Why I wish I saw more models like me growing up | Paige Pilgrim | Open Letter
February 8, 2023 • • Paige Pilgrim
Why I wish I saw more models like me growing up
An Open Letter by Paige Pilgrim
I’ve always been a sucker for fashion magazines, editorial campaigns and supermodel glamour and I idolised the supermodels and Victoria’s Secret Angels. Thin was all I saw. All each one of us saw.
Growing up in the Noughties around extreme photoshop, diet culture, heroin chic and ‘train like an angel’ was, let’s just say, a car crash for most teenage girls. All we saw was edited, thin beauty and we were told that was what we needed to aspire to.
For as long as I can remember I hated my body. My intrusive thoughts for most of any given day between the ages of 8 and 25 was how much I hated myself and what I would give to be able to alter it.
It’s no secret that the way women's bodies have been idolised and portrayed to us has caused no end of disordered eating issues for young women and men.
I was always pretty small, sporty and athletic as a child, but I remember the exact moment I first thought I was fat. I was 8 years old. 8.
Think about how this internal narrative would have been different if we had seen normal bodies, unedited bodies, bodies with natural curves on our magazine covers?
Looking back to how I felt as a teenager, 90% of the time I was thinking about my body, my weight, what I looked like, what I couldn’t and shouldn’t eat.
I had stick thin models plastered all over my walls, as my phone background, quotes from supermodels about food doesn’t taste as good as… we all know the one.
When I hit puberty and got boobs I felt like the world had ended. I had a small frame, a big chest and I spent the next 10 years of my life trying to hide them and wishing I’d never been blessed with a chest.
I remember thinking about how I never saw any women with bigger natural chests as models, even for brands that were specifically for a fuller bust. I remember thinking these companies should be showing women who actually use these products.
As a model, working in the fashion industry, seeing myself on the websites and advertisements of companies I’ve shopped at for years, I often have to have a ‘pinch me’ moment.
I know, younger me would have loved to see my body shape shown on a model, on the websites I regularly shopped on and in the shops I went into with my mum.
Seeing a model with a body similar to mine would have altered the way I thought about my curves.
It would have been a breakthrough moment of realisation that my body was normal; that all bodies are something to be celebrated and not to be hidden just because you didn’t fit the stereotype of stick thin.
It is a huge step forward in the fashion industry that models of all shapes and sizes are now beginning to be used by the bigger companies and the effect it's having on body positivity in younger women and the women of my generation is long overdue.
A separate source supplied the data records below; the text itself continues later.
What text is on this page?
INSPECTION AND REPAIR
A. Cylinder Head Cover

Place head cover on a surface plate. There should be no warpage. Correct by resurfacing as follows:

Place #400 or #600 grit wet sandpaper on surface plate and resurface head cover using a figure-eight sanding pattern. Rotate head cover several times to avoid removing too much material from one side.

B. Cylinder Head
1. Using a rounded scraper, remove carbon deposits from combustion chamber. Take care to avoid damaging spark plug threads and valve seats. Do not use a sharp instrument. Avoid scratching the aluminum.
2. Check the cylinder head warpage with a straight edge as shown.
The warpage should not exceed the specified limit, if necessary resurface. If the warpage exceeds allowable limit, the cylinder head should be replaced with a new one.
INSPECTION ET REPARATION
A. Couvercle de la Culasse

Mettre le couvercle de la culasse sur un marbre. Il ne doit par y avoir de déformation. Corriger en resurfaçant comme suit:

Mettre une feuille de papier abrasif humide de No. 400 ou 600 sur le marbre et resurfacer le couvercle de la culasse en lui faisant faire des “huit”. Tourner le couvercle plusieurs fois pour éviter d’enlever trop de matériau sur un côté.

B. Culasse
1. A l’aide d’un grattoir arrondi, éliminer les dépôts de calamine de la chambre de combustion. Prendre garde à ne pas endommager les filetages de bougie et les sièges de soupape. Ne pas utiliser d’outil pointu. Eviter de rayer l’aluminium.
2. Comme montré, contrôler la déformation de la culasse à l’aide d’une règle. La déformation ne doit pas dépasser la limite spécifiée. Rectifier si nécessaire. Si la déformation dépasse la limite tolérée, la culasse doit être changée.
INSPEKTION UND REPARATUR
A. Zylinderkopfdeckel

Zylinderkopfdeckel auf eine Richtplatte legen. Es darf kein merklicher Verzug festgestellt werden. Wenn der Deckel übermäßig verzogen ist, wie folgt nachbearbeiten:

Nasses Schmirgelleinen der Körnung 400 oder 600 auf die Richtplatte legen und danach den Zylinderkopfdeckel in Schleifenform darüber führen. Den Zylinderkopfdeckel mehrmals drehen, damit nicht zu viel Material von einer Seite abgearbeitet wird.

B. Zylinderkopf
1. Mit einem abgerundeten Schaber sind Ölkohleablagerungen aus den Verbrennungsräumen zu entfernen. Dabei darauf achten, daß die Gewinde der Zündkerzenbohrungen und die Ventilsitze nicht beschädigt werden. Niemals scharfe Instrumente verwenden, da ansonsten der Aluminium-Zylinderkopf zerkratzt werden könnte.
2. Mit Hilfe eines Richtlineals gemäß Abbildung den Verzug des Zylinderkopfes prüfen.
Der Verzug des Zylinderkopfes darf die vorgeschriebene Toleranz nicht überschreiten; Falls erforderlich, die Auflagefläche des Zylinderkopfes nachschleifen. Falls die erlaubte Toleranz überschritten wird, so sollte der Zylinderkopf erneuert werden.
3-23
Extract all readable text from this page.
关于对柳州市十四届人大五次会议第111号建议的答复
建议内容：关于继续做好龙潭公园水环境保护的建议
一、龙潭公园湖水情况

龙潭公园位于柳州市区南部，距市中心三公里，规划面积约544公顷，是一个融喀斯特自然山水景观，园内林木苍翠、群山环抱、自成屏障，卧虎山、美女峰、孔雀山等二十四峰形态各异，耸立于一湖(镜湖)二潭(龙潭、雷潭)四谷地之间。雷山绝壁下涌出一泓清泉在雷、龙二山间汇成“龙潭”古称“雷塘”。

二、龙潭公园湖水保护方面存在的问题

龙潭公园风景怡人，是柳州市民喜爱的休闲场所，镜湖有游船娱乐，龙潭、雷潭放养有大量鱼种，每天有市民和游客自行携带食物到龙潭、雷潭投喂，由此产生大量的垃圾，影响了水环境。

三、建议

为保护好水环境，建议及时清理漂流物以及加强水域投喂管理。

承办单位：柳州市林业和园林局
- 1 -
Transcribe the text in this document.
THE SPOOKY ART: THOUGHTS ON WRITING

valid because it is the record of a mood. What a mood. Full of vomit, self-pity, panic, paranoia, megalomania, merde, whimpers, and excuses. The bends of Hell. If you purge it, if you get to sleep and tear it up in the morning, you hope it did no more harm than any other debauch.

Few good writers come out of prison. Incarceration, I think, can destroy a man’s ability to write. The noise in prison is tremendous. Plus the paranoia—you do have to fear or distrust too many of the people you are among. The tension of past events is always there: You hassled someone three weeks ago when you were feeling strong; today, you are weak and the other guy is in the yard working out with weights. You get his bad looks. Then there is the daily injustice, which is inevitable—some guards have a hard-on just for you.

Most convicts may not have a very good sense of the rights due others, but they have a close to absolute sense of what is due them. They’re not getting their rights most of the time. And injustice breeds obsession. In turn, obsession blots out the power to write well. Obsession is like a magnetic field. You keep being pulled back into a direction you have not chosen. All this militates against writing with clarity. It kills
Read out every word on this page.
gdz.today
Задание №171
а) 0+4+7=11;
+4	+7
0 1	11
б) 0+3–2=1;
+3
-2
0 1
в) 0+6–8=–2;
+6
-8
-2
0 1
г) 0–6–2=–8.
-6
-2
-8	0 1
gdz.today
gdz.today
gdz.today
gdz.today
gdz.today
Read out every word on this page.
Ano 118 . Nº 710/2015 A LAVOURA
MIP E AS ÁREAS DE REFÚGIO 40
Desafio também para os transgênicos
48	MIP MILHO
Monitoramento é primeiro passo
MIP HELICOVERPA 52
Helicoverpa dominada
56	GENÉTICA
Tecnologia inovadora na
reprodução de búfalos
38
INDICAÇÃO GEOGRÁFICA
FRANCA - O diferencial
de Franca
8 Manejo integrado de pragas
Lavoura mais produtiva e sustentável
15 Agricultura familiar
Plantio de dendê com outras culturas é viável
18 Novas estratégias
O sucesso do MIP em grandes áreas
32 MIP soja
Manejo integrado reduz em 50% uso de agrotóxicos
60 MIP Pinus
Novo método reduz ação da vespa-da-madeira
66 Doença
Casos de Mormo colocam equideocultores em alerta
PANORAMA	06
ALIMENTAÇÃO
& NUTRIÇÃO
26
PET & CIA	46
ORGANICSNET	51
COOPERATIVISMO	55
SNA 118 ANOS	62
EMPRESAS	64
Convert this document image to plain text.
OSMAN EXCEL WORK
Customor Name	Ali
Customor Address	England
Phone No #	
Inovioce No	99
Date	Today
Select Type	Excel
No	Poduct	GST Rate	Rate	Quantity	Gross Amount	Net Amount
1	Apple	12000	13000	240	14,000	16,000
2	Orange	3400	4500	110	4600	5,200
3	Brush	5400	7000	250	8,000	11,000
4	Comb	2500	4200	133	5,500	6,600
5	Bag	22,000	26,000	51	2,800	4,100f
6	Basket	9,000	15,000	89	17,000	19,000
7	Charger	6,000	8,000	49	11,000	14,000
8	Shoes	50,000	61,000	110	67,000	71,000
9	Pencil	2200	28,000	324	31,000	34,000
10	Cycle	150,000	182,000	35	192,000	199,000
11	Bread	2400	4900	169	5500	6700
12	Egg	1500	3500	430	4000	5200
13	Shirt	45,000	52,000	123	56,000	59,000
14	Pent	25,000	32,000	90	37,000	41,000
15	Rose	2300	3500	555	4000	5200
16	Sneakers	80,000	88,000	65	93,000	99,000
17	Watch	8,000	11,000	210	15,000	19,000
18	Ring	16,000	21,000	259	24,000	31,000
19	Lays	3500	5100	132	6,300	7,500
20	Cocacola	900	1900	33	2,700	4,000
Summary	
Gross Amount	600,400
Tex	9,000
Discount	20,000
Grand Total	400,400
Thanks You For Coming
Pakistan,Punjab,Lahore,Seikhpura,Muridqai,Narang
Working as a fuller bust model means everything to me. It’s been a long journey of body acceptance for me personally but I’ve found it. I’m doing it for the teenage me. I’m doing it for the girls who never saw themselves represented.
I’m doing it for the incredible women who message me and tell me they had the confidence to wear that top because they saw it on me and thought if she can wear it so can I.
We want to see all bodies, every body on display and made to feel like we are enough.